極居卯酉
紫微と貪狼が卯・酉で同宮して命宮を守る形です。帝星が日の出・日の入りの地で桃花に出会い、才芸と華に恵まれる一方、心の向きがぶれやすい——古くは敗格に数えられましたが、今は丁寧に読むべき局です。
🔑 成格条件
紫微と貪狼が同じ宮に落ちて(同宮、すなわちふたつの星が同じ宮にあること)命宮を守り、さらに命宮が卯宮または酉宮にあれば、この局が成立します。
📜 古訣出典
極居卯酉、多為脱俗僧人(帝星が卯酉に居れば、俗を脱した僧となる者が多い)
—— 『紫微斗数全書』
📖 詳解
🔬 実例:一歩ずつ算出してみる
以下の命盤は当サイトの排盤エンジンで実際に作成し、判定ステップは同じ計算の中で格局判定器が出力したものです。解説と判定が同一の出所である点が要点です。
- 1
命宮(卯宮)を判定の基準として特定します。
- 2
この格は宮位が 卯、酉 にあることを求めます。命宮は卯宮にあり、条件を満たします。
- 3
命宮の本宮で 紫微、貪狼 を探し、必要な星がすべて揃いました。
- 4
最後に格の高さ:命宮の三方四正に 左輔、祿存、右弼 があり、凶意は和らぎます——構造は残りますが程度は軽くなります。

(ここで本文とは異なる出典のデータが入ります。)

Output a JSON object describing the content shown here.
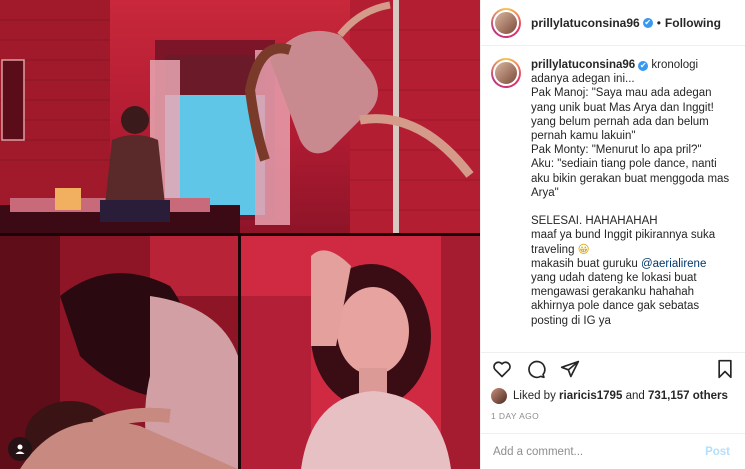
{
  "post": {
    "username": "prillylatuconsina96",
    "verified_mark": "✔",
    "separator": "•",
    "follow_state": "Following"
  },
  "caption": {
    "username": "prillylatuconsina96",
    "lines": [
      "kronologi adanya adegan ini...",
      "Pak Manoj: \"Saya mau ada adegan yang unik buat Mas Arya dan Inggit! yang belum pernah ada dan belum pernah kamu lakuin\"",
      "Pak Monty: \"Menurut lo apa pril?\"",
      "Aku: \"sediain tiang pole dance, nanti aku bikin gerakan buat menggoda mas Arya\"",
      "",
      "SELESAI. HAHAHAHAH",
      "maaf ya bund Inggit pikirannya suka traveling",
      "makasih buat guruku",
      "yang udah dateng ke lokasi buat mengawasi gerakanku hahahah akhirnya pole dance gak sebatas posting di IG ya"
    ],
    "emoji": "😀",
    "mention": "@aerialirene"
  },
  "likes": {
    "prefix": "Liked by",
    "first_user": "riaricis1795",
    "joiner": "and",
    "others": "731,157 others"
  },
  "timestamp": "1 DAY AGO",
  "comment": {
    "placeholder": "Add a comment...",
    "post_label": "Post"
  },
  "icons": {
    "like": "heart-icon",
    "comment": "comment-icon",
    "share": "share-icon",
    "save": "bookmark-icon",
    "user_tag": "user-tag-icon"
  },
  "colors": {
    "verified": "#3897f0",
    "link": "#00376b",
    "post_button": "#b2dffc",
    "photo_tint": "#c8283a"
  }
}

詳しくは下の「破格と注意点」を。
◐ 判定結果:成立しますが、吉星・禄星により凶意は和らぎます
左輔、祿存、右弼
紫微は帝星で体面と秩序を、貪狼は欲望の星で享楽と機縁を語ります。性質の相反するふたつの星は特定の位置でしか同宮しないので、判定器が確かめるのは、この出会いが卯・酉で起きているかどうかです。卯は日の出、酉は日の入りで、古人はこれを昼と夜の境とし、この格の心の向きが両側へ引っ張られることのたとえに用いました。ですから宮はここでは選べる項目ではなく、格名そのものの由来です(「極」は紫微を指し、それが卯・酉に居ることを意味します)。判定が調べるのは三つだけ——二星が命宮にあるか、同宮しているか、命宮が卯・酉にあるか。桃花の雑曜も、地空・地劫のような落空を司る星も見ません——それらは方向を左右する変数で、破格と注意点のほうに書かれています。紫貪が同宮していても卯・酉でない場合は別の名目(桃花犯主)になるので、ふたつを混ぜて読まないでください。
🎯 テーマ別の判断
芸術、心身の癒し、美学、文化産業が向きます。「意味も体験もどちらも欲しい」という生まれつきを、専門の深さに変えていきましょう。
才芸で財を生む天分がある一方、消費欲も同じくらい旺盛です。まず貯蓄の鉄則を立て、それから趣味の良い暮らしを語りましょう。
魅力が強く誘惑も多いため、恋愛は人生の半分を占める課題になります。相手選びは魂の響き合いを重視すること。浅い関係では、この複雑さを受け止めきれません。
⚠️ 破格と注意点
火星・鈴星や擎羊・陀羅に会うと欲望の制御が利かなくなり、動揺が激しくなります。空亡・華蓋や文昌・文曲を得て学問や修行に向かえば、かえって清らかな格になります。この局の吉凶は心を練る火加減しだい——斗数でも最も典型的な「命は心によって転ずる」局です。